L’administration Trump a franchi une étape décisive vers la nationalisation du contrôle de la réglementation de l’intelligence artificielle (IA), en publiant un décret qui pourrait pénaliser financièrement les États dont les lois sur l’IA sont jugées trop restrictives. Cette décision, défendue par le capital-risqueur technologique David Sacks – un conseiller clé du président en matière d’IA et de cryptographie – vise à rationaliser l’innovation en limitant la surveillance au niveau de l’État.
Le cœur de l’Ordre : la suprématie fédérale en matière d’IA
Le décret stipule explicitement que les sociétés américaines d’IA doivent opérer sans « réglementation lourde » pour maintenir leur compétitivité, en particulier face à la Chine. Pour faire respecter cela, le gouvernement fédéral peut refuser les subventions pour l’accès Internet haut débit aux États promulguant des lois sur l’IA qui entrent en conflit avec les politiques de l’administration. Ce levier financier pourrait effectivement contraindre les États à s’aligner sur un cadre réglementaire plus souple.
Le timing de la commande est remarquable. Alors que des États comme la Californie et New York commencent à mettre en œuvre des exigences de transparence, des protections pour les lanceurs d’alerte et des garanties pour les utilisateurs adolescents, le gouvernement fédéral affirme son autorité. Cette décision intervient malgré l’inquiétude croissante du public concernant l’influence incontrôlée de l’IA, mise en évidence par les récents procès contre OpenAI liés aux suicides d’adolescents suite à des interactions avec des chatbots.
Contrecoups et controverses : un cadeau pour la Silicon Valley ?
Les critiques présentent déjà cette ordonnance comme une victoire pour les oligarques technologiques. Michael Kleinman, du Future of Life Institute, l’a qualifié de « cadeau pour la Silicon Valley », soulignant qu’aucune autre grande industrie ne bénéficie d’une absence aussi totale de surveillance de base en matière de sécurité.
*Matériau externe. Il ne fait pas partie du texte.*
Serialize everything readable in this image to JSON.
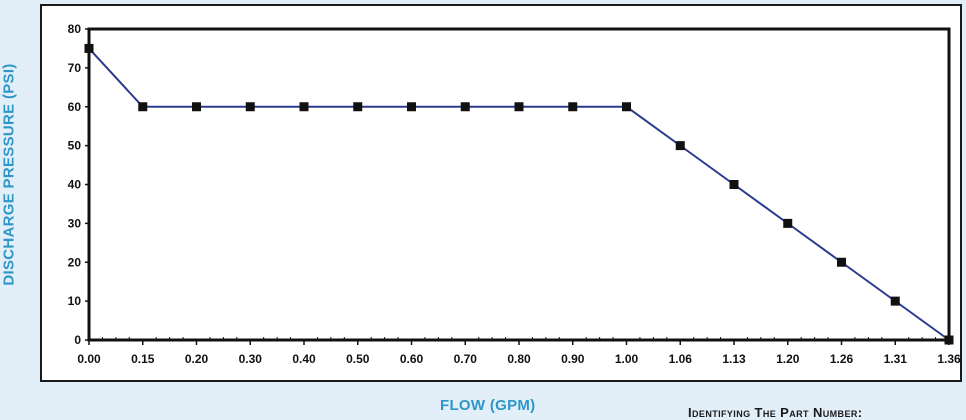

La réalité est que le développement de l’IA, contrairement aux produits pharmaceutiques ou même à la cosmétologie, fonctionne en grande partie sans protections légales.
La précédente tentative de l’administration d’imposer un moratoire de 10 ans sur la réglementation nationale de l’IA – surnommée « One Big Beautiful Bill Act » – a échoué de façon spectaculaire au Sénat, avec une seule voix dissidente sur 100. Le décret actuel se heurte au même scepticisme, en particulier de la part des factions conservatrices qui s’opposent à la déréglementation menée par l’industrie. Même certains alliés de Trump, comme Steve Bannon, restent fermement opposés à un assouplissement de la surveillance.
Vue d’ensemble : pourquoi c’est important
La centralisation de la réglementation de l’IA sous l’égide du gouvernement fédéral soulève des questions fondamentales en matière de responsabilité et de sécurité publique. Les États-Unis sont l’une des dernières grandes économies à autoriser ce niveau de croissance non réglementée. Si ce décret est maintenu, il consolidera la position du pays en tant que refuge pour le développement incontrôlé de l’IA – une mesure qui pourrait accélérer l’innovation, mais au détriment potentiel de la protection des consommateurs et de la stabilité sociale. Reste à savoir si les tribunaux ou l’opposition politique mettront fin à cet ordre.